Kemudian datanglah seorang perempuan yang keluar dari gua dengan wajah
yang sangat menawan dan bercahaya. Dia menghampiri beliau dan berkata,
”Sunguh sangat sial, lapar selama 80 hari saja sudah merasa berhasil,
sedangkan aku sudah enam bulan lamanya belum pernah merasakan makanan
sedikitpun”. Suatu ketika saat berkelana, beliau berkata dalam hati, “Ya
Allah, kapankah aku bisa menjadi hamba-Mu yang bersyukur?”. Kemudian
terdengarlah suara, “Kalau kamu sudah mengerti dan merasa bahwa yang
diberi nikmat hanya kamu saja”. Beliau berkata lagi, “Bagaimana saya
bisa begitu, padahal Engkau sudah memberi nikmat kepada para Nabi, Ulama
dan Raja?”. Kemudian terdengarlah suara lagi, “Jika tidak ada Nabi,
kamu tidak akan mendapat petunjuk, jika tidak ada Ulama kamu tidak akan
bisa ikut bagaimana caranya beribadah, jika tidak ada Raja kamu tidak
akan merasa aman. Itu semua adalah nikmat dari-Ku yang kuberikan hanya
untukmu”. Beliau pernah khalwat (menyendiri) dalam sebuah gua agar bisa
wushul (sampai) kepada Allah swt. Lalu beliau berkata dalam hatinya,
bahwa besok hatinya akan terbuka. Kemudian seorang waliyullah mendatangi
beliau dan berkata, “Bagaimana mungkin orang yang berkata besok hatinya
akan terbuka bisa menjadi wali. Aduh hai badan, kenapa kamu beribadah
bukan karena Allah (hanya ingin menuruti nafsu menjadi wali)”. Setelah
itu beliau sadar dan faham dari mana datangnya orang tadi. Segera saja
beliau bertaubat dan minta ampun kepada Allah swt. Tidak lama kemudian
hati Syekh Abul Hasan Asy-Syadzili r.a. sudah di buka oleh Allah swt.
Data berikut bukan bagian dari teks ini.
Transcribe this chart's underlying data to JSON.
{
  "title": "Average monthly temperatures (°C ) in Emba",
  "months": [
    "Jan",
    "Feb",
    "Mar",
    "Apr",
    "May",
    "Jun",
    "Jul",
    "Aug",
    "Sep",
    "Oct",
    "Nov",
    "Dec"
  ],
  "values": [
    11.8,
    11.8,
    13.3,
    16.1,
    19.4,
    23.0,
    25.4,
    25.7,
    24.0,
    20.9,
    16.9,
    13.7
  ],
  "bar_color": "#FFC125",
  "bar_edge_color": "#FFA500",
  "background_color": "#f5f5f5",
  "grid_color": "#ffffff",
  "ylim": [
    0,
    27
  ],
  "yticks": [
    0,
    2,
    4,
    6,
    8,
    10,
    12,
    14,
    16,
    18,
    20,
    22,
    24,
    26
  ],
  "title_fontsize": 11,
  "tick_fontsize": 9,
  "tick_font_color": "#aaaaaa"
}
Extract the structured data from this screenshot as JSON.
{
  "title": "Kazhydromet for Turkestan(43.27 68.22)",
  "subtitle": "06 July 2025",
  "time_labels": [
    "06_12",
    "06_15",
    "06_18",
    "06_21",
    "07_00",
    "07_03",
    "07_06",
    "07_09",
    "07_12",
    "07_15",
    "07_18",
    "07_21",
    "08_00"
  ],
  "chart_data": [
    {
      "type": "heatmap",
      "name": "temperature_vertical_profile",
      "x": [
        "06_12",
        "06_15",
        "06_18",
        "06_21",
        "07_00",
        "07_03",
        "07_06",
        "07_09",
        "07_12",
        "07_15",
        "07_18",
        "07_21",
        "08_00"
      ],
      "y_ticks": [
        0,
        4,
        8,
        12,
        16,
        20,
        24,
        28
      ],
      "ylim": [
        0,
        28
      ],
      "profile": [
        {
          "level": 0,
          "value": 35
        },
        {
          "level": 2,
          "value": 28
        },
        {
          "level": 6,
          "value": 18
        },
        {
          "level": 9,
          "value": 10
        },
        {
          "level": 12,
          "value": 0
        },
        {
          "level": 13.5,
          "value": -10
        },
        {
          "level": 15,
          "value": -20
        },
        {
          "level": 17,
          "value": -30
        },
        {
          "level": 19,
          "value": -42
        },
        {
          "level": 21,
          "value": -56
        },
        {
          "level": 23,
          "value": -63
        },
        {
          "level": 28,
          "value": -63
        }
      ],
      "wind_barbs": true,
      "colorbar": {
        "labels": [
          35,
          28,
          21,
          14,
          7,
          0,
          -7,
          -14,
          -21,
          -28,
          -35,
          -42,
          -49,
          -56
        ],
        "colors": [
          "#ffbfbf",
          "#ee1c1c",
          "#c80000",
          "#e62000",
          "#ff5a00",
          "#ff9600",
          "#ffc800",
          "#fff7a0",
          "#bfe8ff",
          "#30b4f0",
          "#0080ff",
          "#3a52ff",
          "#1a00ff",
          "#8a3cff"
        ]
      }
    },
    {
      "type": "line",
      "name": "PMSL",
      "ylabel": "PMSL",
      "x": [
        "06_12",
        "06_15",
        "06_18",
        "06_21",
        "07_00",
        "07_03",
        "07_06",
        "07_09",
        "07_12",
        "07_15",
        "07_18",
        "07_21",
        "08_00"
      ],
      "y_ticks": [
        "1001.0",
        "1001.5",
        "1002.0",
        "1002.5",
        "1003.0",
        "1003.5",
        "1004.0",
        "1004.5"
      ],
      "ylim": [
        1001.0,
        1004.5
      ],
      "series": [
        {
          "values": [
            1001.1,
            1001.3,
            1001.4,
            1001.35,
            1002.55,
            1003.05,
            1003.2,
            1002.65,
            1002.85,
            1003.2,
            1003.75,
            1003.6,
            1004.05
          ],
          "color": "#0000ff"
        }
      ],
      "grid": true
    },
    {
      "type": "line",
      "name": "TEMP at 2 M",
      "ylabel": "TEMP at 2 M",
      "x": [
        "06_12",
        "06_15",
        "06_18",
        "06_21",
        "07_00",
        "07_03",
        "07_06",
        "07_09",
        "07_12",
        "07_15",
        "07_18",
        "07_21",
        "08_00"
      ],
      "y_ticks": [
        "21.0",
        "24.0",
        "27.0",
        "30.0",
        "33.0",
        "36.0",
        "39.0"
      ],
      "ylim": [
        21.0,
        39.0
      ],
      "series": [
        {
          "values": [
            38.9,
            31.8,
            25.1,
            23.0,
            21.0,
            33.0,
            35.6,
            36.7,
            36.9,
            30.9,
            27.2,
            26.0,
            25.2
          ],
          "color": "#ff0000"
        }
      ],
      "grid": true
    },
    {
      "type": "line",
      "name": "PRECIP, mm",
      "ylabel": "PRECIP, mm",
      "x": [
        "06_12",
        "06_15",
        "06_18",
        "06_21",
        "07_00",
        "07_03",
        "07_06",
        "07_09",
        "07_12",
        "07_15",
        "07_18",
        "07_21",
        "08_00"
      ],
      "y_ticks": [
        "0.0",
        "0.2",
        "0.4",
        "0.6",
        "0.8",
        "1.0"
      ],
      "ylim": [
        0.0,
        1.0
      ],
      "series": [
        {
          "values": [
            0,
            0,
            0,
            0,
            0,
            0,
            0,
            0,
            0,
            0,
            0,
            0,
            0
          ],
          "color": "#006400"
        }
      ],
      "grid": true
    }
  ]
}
Demikian di antara bidayah (permulaaan) Syekh Abul Hasan As-Syadzili.
Beliau pernah dimintai penjelasan tentang siapa saja yang menjadi
gurunya? Sabdanya, “Guruku adalah Syekh Abdus Salam Ibnu Masyisy, akan
tetapi sekarang aku sudah menyelami dan minum sepuluh lautan ilmu. Lima
dari bumi yaitu dari Rasululah saw, Abu Bakar r.a, Umar bin Khattab r.a,
Ustman bin ‘Affan r.a dan Ali bin Abi Thalib r.a, dan lima dari langit
yaitu dari malaikat Jibril, Mika’il, Isrofil, Izro’il dan ruh yang
agung. Beliau pernah berkata, “Aku diberi tahu catatan muridku dan
muridnya muridku, semua sampai hari kiamat, yang lebarnya sejauh mata
memandang, semua itu mereka bebas dari neraka. Jikalau lisanku tak
terkendalikan oleh syariat, aku pasti bisa memberi tahu tentang kejadian
apa saja yang akan terjadi besok sampai hari kiamat”. Syekh Abu
Abdillah Asy-Syathibi berkata, “Aku setiap malam banyak membaca Radiya
Allahu ‘An Asy-Syekh Abil Hasan dan dengan ini aku berwasilah meminta
kepada Allah swt apa yang menjadi hajatku, maka terkabulkanlah apa saja
permintaanku”. Lalu aku bermimpi bertemu dengan Nabi Muhammad saw. dan
aku bertanya, “Ya Rasulallah, kalau seusai shalat lalu berwasilah
membaca Radiya Allahu ‘An Asy-Syekh Abil Hasan dan aku meminta apa saja
kepada Allah swty. apa yang menjadi kebutuhanku lalu dikabulkan, seperti
hal tersebut apakah diperbolehkan atau tidak?”. Lalu Nabi saw.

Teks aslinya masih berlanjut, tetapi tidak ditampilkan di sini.